L’humour caustique et grinçant des Haïtiens

2016-10-27
Par Max Dorismond

Dans des livres percutants, dans des textes pertinents sur les réseaux sociaux, on s’évertue à dépeindre, à dénoncer la situation d’Haïti sous toutes ses coutures avec l’espoir de dessiller les yeux des gouvernants pour une meilleure gestion, gage de lendemains chantants. Mais c’est peine perdue. Le vide ne retourne même pas son écho. Et le pays s’enfonce allègrement dans le gouffre béant, sans espoir de rédemption, au point de se demander s’il n’est pas mieux de se résigner, de laisser fondre la neige, ou se rabattre sur la dernière strophe de « La Mort du loup » d’Alfred de Vigny et se répéter en son for intérieur :

« Gémir,  pleurer,  prier, est également lâche.
Fais énergiquement ta longue et lourde tâche
Dans la voie où le sort a voulu t’appeler,
Puis après, comme moi, souffre et meurs sans parler. »

Les dirigeants haïtiens doivent se mettre à l'ouvrage
C’est un point de vue. Mais c’est oublier la résilience de l’homme haïtien. Il ne sera jamais un résigné. Sa bataille peut épouser toutes les formes : violence, silence, provocation etc… Aujourd’hui, via l’internet, il utilise le sarcasme, la dérision et sa force subversive pour se faire valoir, pour attirer les regards sur la gabegie nationale. J’ai eu la chance de recevoir des dizaines et des dizaines de ces capsules humoristiques à damner le diable. Mais, la dernière en date, qui m’a fait sourire et souffrir dans mes tripes, fut un montage de la prestation de serment d’un groupe d’élus des CASEC (Conseils d’Administration des Sections Communales), qui souligne aujourd’hui au trait rouge les conséquences du nivellement du pays par le bas, entamé et consacré, depuis 1957, par notre psychopathe national, le tristement célèbre François Duvalier.

Avant d’aller plus loin dans ma réflexion, permettez que je vous résume l’objet de ce sketch, puisque certains risquent de ne pas pouvoir ouvrir la vidéo attachée qui provient de l’interface « WhatsApps 1 ».
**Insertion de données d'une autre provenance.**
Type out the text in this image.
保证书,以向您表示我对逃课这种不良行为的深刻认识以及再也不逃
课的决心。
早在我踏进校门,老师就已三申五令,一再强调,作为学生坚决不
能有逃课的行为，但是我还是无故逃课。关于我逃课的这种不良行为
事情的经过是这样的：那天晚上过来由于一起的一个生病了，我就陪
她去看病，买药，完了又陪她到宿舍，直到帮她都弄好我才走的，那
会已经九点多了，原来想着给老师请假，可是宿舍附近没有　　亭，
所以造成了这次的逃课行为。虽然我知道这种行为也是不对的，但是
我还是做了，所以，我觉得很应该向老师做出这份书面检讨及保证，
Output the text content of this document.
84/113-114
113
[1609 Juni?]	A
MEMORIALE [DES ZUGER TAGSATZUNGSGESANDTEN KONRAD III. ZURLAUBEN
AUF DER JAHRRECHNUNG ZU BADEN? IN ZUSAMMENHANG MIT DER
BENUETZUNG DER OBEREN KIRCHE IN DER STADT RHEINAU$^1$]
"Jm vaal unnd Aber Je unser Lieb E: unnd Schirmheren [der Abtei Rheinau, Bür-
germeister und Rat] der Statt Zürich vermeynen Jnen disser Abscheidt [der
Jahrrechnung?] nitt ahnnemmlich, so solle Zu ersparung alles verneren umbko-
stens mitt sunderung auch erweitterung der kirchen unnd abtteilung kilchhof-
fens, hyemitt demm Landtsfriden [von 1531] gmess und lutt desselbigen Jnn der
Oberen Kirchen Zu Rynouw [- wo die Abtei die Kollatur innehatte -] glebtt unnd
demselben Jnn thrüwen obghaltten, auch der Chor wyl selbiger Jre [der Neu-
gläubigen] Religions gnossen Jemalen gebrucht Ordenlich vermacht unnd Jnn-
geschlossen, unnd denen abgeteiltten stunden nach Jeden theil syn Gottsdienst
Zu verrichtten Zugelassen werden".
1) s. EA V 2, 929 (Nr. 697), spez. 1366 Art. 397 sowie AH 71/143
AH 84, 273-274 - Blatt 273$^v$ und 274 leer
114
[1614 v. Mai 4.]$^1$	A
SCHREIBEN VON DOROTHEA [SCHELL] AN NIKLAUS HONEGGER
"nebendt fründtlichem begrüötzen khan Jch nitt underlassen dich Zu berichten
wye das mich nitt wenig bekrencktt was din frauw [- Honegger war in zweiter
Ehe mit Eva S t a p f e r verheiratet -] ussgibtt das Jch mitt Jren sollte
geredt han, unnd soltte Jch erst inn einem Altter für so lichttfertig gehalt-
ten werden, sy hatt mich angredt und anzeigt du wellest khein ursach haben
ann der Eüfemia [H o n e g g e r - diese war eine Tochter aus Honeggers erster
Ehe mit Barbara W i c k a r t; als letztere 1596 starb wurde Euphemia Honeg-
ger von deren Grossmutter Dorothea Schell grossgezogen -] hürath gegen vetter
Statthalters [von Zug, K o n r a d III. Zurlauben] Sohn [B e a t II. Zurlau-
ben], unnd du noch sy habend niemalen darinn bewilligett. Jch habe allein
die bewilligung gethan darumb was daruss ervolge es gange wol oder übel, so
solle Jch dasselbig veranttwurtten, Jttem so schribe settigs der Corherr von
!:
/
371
Voilà ! Plusieurs des nominés avaient beaucoup de difficultés à débiter le serment d’office. Mais, particulièrement pour l’un d’entre eux, ce fut une montagne à gravir, tant il avait de la misère à prononcer les simples vocables : « Je Jure ». Ces mots culbutaient sur sa langue et se bousculaient entre ses dents, s’entrechoquant pour sortir en une cascade de « Je ju, Je zu, Je gu, Ji gu, Ji go, Je su, Jezus ». Une éternité pour le pauvre hère. Entretemps, toujours dans la vidéo, on aperçoit en filigrane  le visage de Jésus-Christ, un Jésus interrogateur, qui finit par se demander, en créole : « Ou kwè sé mwen ? » - « Est-ce qu’il m’appelle ? ». Métaphore pléthorique, certes ! , mais ravageur pour un pays dont plusieurs de ses fils ont déjà acquis leur lettre de noblesse sous d’autres cieux. 
La vidéo de la prestation de serment 

L’humour est une arme dissuasive contre l’intolérance et l’obscurantisme. Dans le cas présent, Il s’agit d’identifier et de dénoncer un échec éducationnel et institutionnel majeur sur lequel Daniel G. Rouzier s’est penché, cette semaine, dans un texte éclairant, « L'appel de détresse du pays en dehors ». Je vous invite à le lire. L’humour a toute sa raison d’être dans l’ambiance démocratique courante. Comme le maringouin qui empêche de dormir, il ne faut laisser aucun répit à nos gouvernants. Les tenir éveillés devrait être la mission des humoristes pour obtenir même un semblant de changement dans l’éducation des laissés pour compte, dans l’éducation de l’arrière-pays, toujours négligée. Le grand Voltaire, qui avait introduit le mot « humour 2 » dans la langue française, en avait usé à satiété pour mettre à genoux le clergé autoritaire et abuseur de son époque. Pour lui, l'ironie a une vertu pédagogique, en démontrant l'absurdité des croyances nées de l'obscurantisme, de la dictature des religions, et les dangers du fanatisme…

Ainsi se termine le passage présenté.